Measure distance in n dimensions with Pythagoras

pixcavator · on Nov 6, 2007

You can't apply this stuff mindlessly. Consider this suggestion from the article: "Differences between people: (Height, Weight, Age)". If you use the formula, you end up with inch^2 + pound^2 + year^2. Mixing units is bad enough. Now imagine how the results will change if you switch to the metric system.

bluishgreen · on Nov 6, 2007

I think the missing element is this: you need to establish that the domain that you are trying to measure is a metric space before trying to measure distance using this formula.

http://en.wikipedia.org/wiki/Metric_space

edit: read the second section on how to establish something is a metric space. (in the wiki article)

pixcavator · on Nov 6, 2007

Exactly!
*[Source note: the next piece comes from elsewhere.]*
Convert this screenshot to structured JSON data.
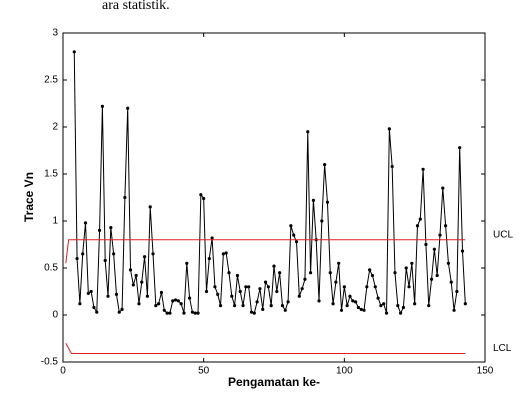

It is a big mistake to assume that you can express relations between the entities you study with a single number. I've never heard however of non-metric topological spaces used in applications.

jgrahamc · on Nov 6, 2007

The use of the color distance measure turns out to be important in spam filtering because of the 'Camouflage' trick used by some spammers where similar, but not identical colors are used to mask chunks of 'good' text inserted to try to fool spam filters.
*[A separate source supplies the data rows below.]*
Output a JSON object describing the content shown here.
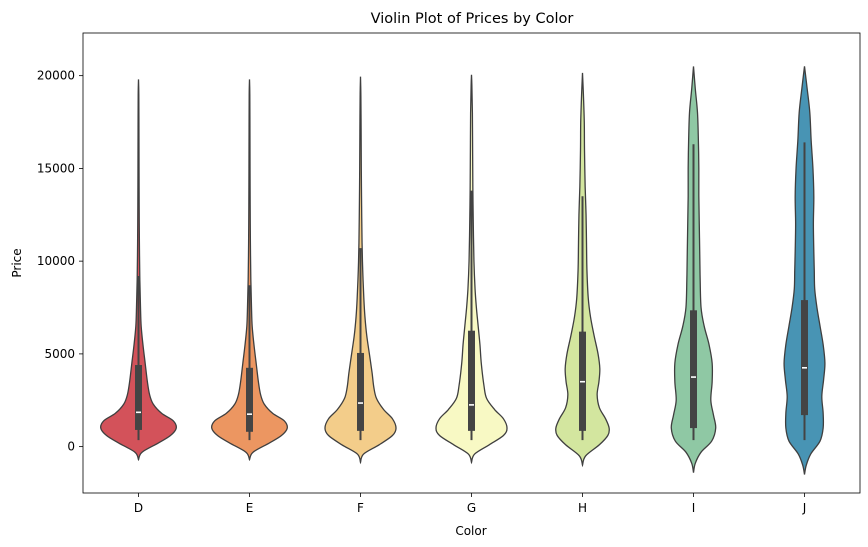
{
  "chart_data": {
    "type": "violin",
    "title": "Violin Plot of Prices by Color",
    "xlabel": "Color",
    "ylabel": "Price",
    "ylim": [
      -2500,
      22300
    ],
    "yticks": [
      0,
      5000,
      10000,
      15000,
      20000
    ],
    "grid": false,
    "categories": [
      "D",
      "E",
      "F",
      "G",
      "H",
      "I",
      "J"
    ],
    "colors": [
      "#d3525a",
      "#ec9661",
      "#f3cd8a",
      "#f8f9c4",
      "#d3e69f",
      "#8fc8a4",
      "#4894b4"
    ],
    "series": [
      {
        "category": "D",
        "extent": [
          -700,
          19800
        ],
        "box": {
          "min": 350,
          "q1": 900,
          "median": 1850,
          "q3": 4400,
          "max": 9200
        },
        "density": [
          [
            -700,
            0
          ],
          [
            -300,
            0.08
          ],
          [
            200,
            0.45
          ],
          [
            600,
            0.72
          ],
          [
            1000,
            0.85
          ],
          [
            1400,
            0.78
          ],
          [
            1800,
            0.52
          ],
          [
            2300,
            0.33
          ],
          [
            2800,
            0.25
          ],
          [
            3500,
            0.2
          ],
          [
            4500,
            0.15
          ],
          [
            5500,
            0.1
          ],
          [
            6500,
            0.06
          ],
          [
            7500,
            0.045
          ],
          [
            9000,
            0.03
          ],
          [
            11000,
            0.02
          ],
          [
            13000,
            0.015
          ],
          [
            15000,
            0.012
          ],
          [
            17000,
            0.01
          ],
          [
            19000,
            0.007
          ],
          [
            19800,
            0
          ]
        ]
      },
      {
        "category": "E",
        "extent": [
          -700,
          19800
        ],
        "box": {
          "min": 350,
          "q1": 800,
          "median": 1750,
          "q3": 4250,
          "max": 8700
        },
        "density": [
          [
            -700,
            0
          ],
          [
            -300,
            0.08
          ],
          [
            200,
            0.45
          ],
          [
            600,
            0.72
          ],
          [
            1000,
            0.85
          ],
          [
            1400,
            0.78
          ],
          [
            1800,
            0.52
          ],
          [
            2300,
            0.33
          ],
          [
            2800,
            0.25
          ],
          [
            3500,
            0.2
          ],
          [
            4500,
            0.15
          ],
          [
            5500,
            0.1
          ],
          [
            6500,
            0.06
          ],
          [
            7500,
            0.045
          ],
          [
            9000,
            0.03
          ],
          [
            11000,
            0.02
          ],
          [
            13000,
            0.015
          ],
          [
            15000,
            0.012
          ],
          [
            17000,
            0.01
          ],
          [
            19000,
            0.007
          ],
          [
            19800,
            0
          ]
        ]
      },
      {
        "category": "F",
        "extent": [
          -850,
          19950
        ],
        "box": {
          "min": 350,
          "q1": 850,
          "median": 2350,
          "q3": 5050,
          "max": 10700
        },
        "density": [
          [
            -850,
            0
          ],
          [
            -400,
            0.07
          ],
          [
            100,
            0.42
          ],
          [
            600,
            0.72
          ],
          [
            1000,
            0.8
          ],
          [
            1500,
            0.72
          ],
          [
            2000,
            0.52
          ],
          [
            2600,
            0.36
          ],
          [
            3200,
            0.3
          ],
          [
            4000,
            0.26
          ],
          [
            5000,
            0.2
          ],
          [
            6000,
            0.14
          ],
          [
            7000,
            0.1
          ],
          [
            8000,
            0.075
          ],
          [
            9500,
            0.05
          ],
          [
            11000,
            0.035
          ],
          [
            13000,
            0.025
          ],
          [
            15000,
            0.018
          ],
          [
            17000,
            0.014
          ],
          [
            19000,
            0.008
          ],
          [
            19950,
            0
          ]
        ]
      },
      {
        "category": "G",
        "extent": [
          -850,
          20050
        ],
        "box": {
          "min": 350,
          "q1": 850,
          "median": 2250,
          "q3": 6250,
          "max": 13800
        },
        "density": [
          [
            -850,
            0
          ],
          [
            -400,
            0.07
          ],
          [
            100,
            0.4
          ],
          [
            600,
            0.72
          ],
          [
            1000,
            0.8
          ],
          [
            1500,
            0.72
          ],
          [
            2000,
            0.52
          ],
          [
            2600,
            0.34
          ],
          [
            3300,
            0.28
          ],
          [
            4500,
            0.22
          ],
          [
            5500,
            0.19
          ],
          [
            6500,
            0.15
          ],
          [
            7500,
            0.11
          ],
          [
            8500,
            0.08
          ],
          [
            10000,
            0.055
          ],
          [
            12000,
            0.04
          ],
          [
            14000,
            0.03
          ],
          [
            16000,
            0.025
          ],
          [
            18000,
            0.02
          ],
          [
            19500,
            0.008
          ],
          [
            20050,
            0
          ]
        ]
      },
      {
        "category": "H",
        "extent": [
          -1000,
          20150
        ],
        "box": {
          "min": 350,
          "q1": 850,
          "median": 3500,
          "q3": 6200,
          "max": 13500
        },
        "density": [
          [
            -1000,
            0
          ],
          [
            -500,
            0.07
          ],
          [
            100,
            0.38
          ],
          [
            600,
            0.57
          ],
          [
            1000,
            0.6
          ],
          [
            1500,
            0.52
          ],
          [
            2100,
            0.38
          ],
          [
            2800,
            0.33
          ],
          [
            3500,
            0.37
          ],
          [
            4200,
            0.39
          ],
          [
            5000,
            0.35
          ],
          [
            6000,
            0.26
          ],
          [
            7000,
            0.18
          ],
          [
            8000,
            0.13
          ],
          [
            9500,
            0.1
          ],
          [
            11000,
            0.09
          ],
          [
            12500,
            0.08
          ],
          [
            14000,
            0.06
          ],
          [
            16000,
            0.045
          ],
          [
            17500,
            0.04
          ],
          [
            19000,
            0.02
          ],
          [
            20150,
            0
          ]
        ]
      },
      {
        "category": "I",
        "extent": [
          -1400,
          20500
        ],
        "box": {
          "min": 350,
          "q1": 1000,
          "median": 3750,
          "q3": 7350,
          "max": 16300
        },
        "density": [
          [
            -1400,
            0
          ],
          [
            -900,
            0.04
          ],
          [
            -300,
            0.17
          ],
          [
            300,
            0.41
          ],
          [
            1000,
            0.5
          ],
          [
            1700,
            0.45
          ],
          [
            2500,
            0.39
          ],
          [
            3500,
            0.42
          ],
          [
            4500,
            0.42
          ],
          [
            5500,
            0.35
          ],
          [
            6500,
            0.24
          ],
          [
            7500,
            0.17
          ],
          [
            9000,
            0.15
          ],
          [
            10500,
            0.14
          ],
          [
            12000,
            0.13
          ],
          [
            13500,
            0.12
          ],
          [
            15000,
            0.12
          ],
          [
            16500,
            0.11
          ],
          [
            18000,
            0.09
          ],
          [
            19300,
            0.04
          ],
          [
            20500,
            0
          ]
        ]
      },
      {
        "category": "J",
        "extent": [
          -1500,
          20500
        ],
        "box": {
          "min": 350,
          "q1": 1700,
          "median": 4250,
          "q3": 7900,
          "max": 16400
        },
        "density": [
          [
            -1500,
            0
          ],
          [
            -1000,
            0.04
          ],
          [
            -400,
            0.14
          ],
          [
            300,
            0.35
          ],
          [
            1000,
            0.42
          ],
          [
            1800,
            0.42
          ],
          [
            2700,
            0.39
          ],
          [
            3600,
            0.43
          ],
          [
            4500,
            0.46
          ],
          [
            5500,
            0.42
          ],
          [
            6500,
            0.35
          ],
          [
            7500,
            0.28
          ],
          [
            8500,
            0.23
          ],
          [
            9500,
            0.22
          ],
          [
            10500,
            0.21
          ],
          [
            12000,
            0.2
          ],
          [
            13500,
            0.21
          ],
          [
            15000,
            0.19
          ],
          [
            16500,
            0.15
          ],
          [
            18000,
            0.12
          ],
          [
            19300,
            0.06
          ],
          [
            20500,
            0
          ]
        ]
      }
    ]
  }
}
From http://www.jgc.org/tsc/

Camouflage (GWI!Camouflage!HTML) What: Like Invisible Ink, but instead of using identical colors (e.g. white on white) use very similar colors. Date added: June 2, 2003 Example from the wild: The colors 1133333, 123939, and 423939 are chosen to be very similar without being the same)

<table bgcolor="#113333"><tr><td><font color="#123939">those rearing lands</font><br> <table><tr><td><br><font color="yellow" size=5><b>Plasticine sex-cartoons.</b></font><br> <font color="#423939">eel harness highest</font><br> <font color="white" size=3>Absolutely new category of adu1t sites. </td></tr></table> <font color="#123939">nobody jets held<br>Northumbria- diamond sleep</font></td></tr></table>

ivankirigin · on Nov 6, 2007

Cool.

But finding the distance between two N-D points isn't really hard at all.
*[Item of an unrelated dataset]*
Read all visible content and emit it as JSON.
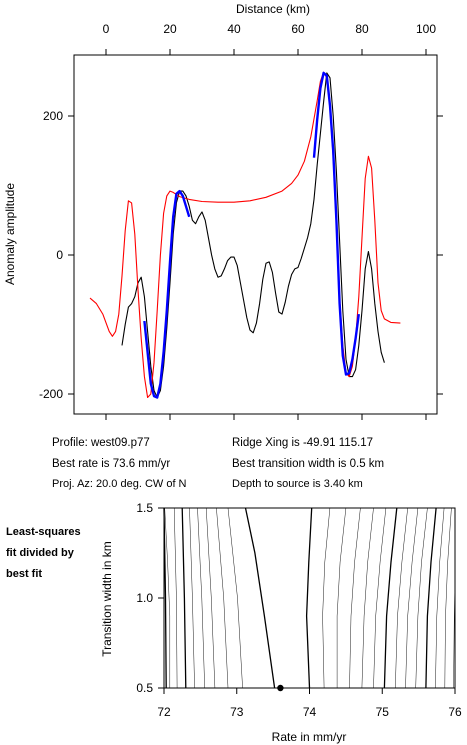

What is hard is finding the distance between a point and a set of points. Or a set and a set.

Doing exhaustive search is wasteful.

If you're interested, look in to K-D trees as a real solution. Best-bin-first modified K-D trees are the basis of the SIFT object instance recognition feature matching algorithm. Break an image into a set of ND features. Matching a geometrically consistent subset of those features to a previously seen object works extremely well.

The algorithm is general. Change and add features to make it more powerful or faster. But the idea of using a set of ND linear features to describe an object should last for years.

tel · on Nov 6, 2007

Not to snipe at anyone, but skills like this seem pretty essential in solving problems in general. Little tricks from linear algebra like magnitude (what this post concerns) and projections show up in interesting and useful places.

Additionally, while they /are/ harder to access, reading and understanding various proofs in Math can be an even more beautiful and enlightening experience than just seeing the practical result.

Maybe it's the difference between realizing that setf can be using on all the generalized variables and actually reading the source and seeing why. Math is full of clever hacks.

ced · on Nov 6, 2007

Pythagoras theorem only holds in Euclidean geometry (or so, Wikipedia says). The computer world has no notion of space, so there's no a priori reason for choosing Pythagoras over other norms%. Has anyone here experimented with alternatives?

%See for example: http://en.wikipedia.org/wiki/Distance

pixcavator · on Nov 6, 2007

I've used the 1-norm, aka "Manhattan", distance (with weights of course) for visual image search. I think the 1-norm is always a better choice than the Euclidean distance unless there is some clear geometric context.

machine · on Nov 6, 2007

The 1-norm tends to also be less sensitive to outliers, and in machine learning, 1-norm regularization leads to sparse solutions. The real reason 2-norm is popular is that it is easy to minimize (differentiable).

ed · on Nov 6, 2007

Very timely post. I was in bed last night trying to visualize how you might go about measuring distance in 4-dimensional space...

While the method presented is really simple, it's tricky to think of it as "intuitive" when n>3 without looking at a proof.

herdrick · on Nov 6, 2007

Very simple, but there are some good examples here about how you might do this to quantify similarity in users based on their expressed preferences. Simple techniques are often best.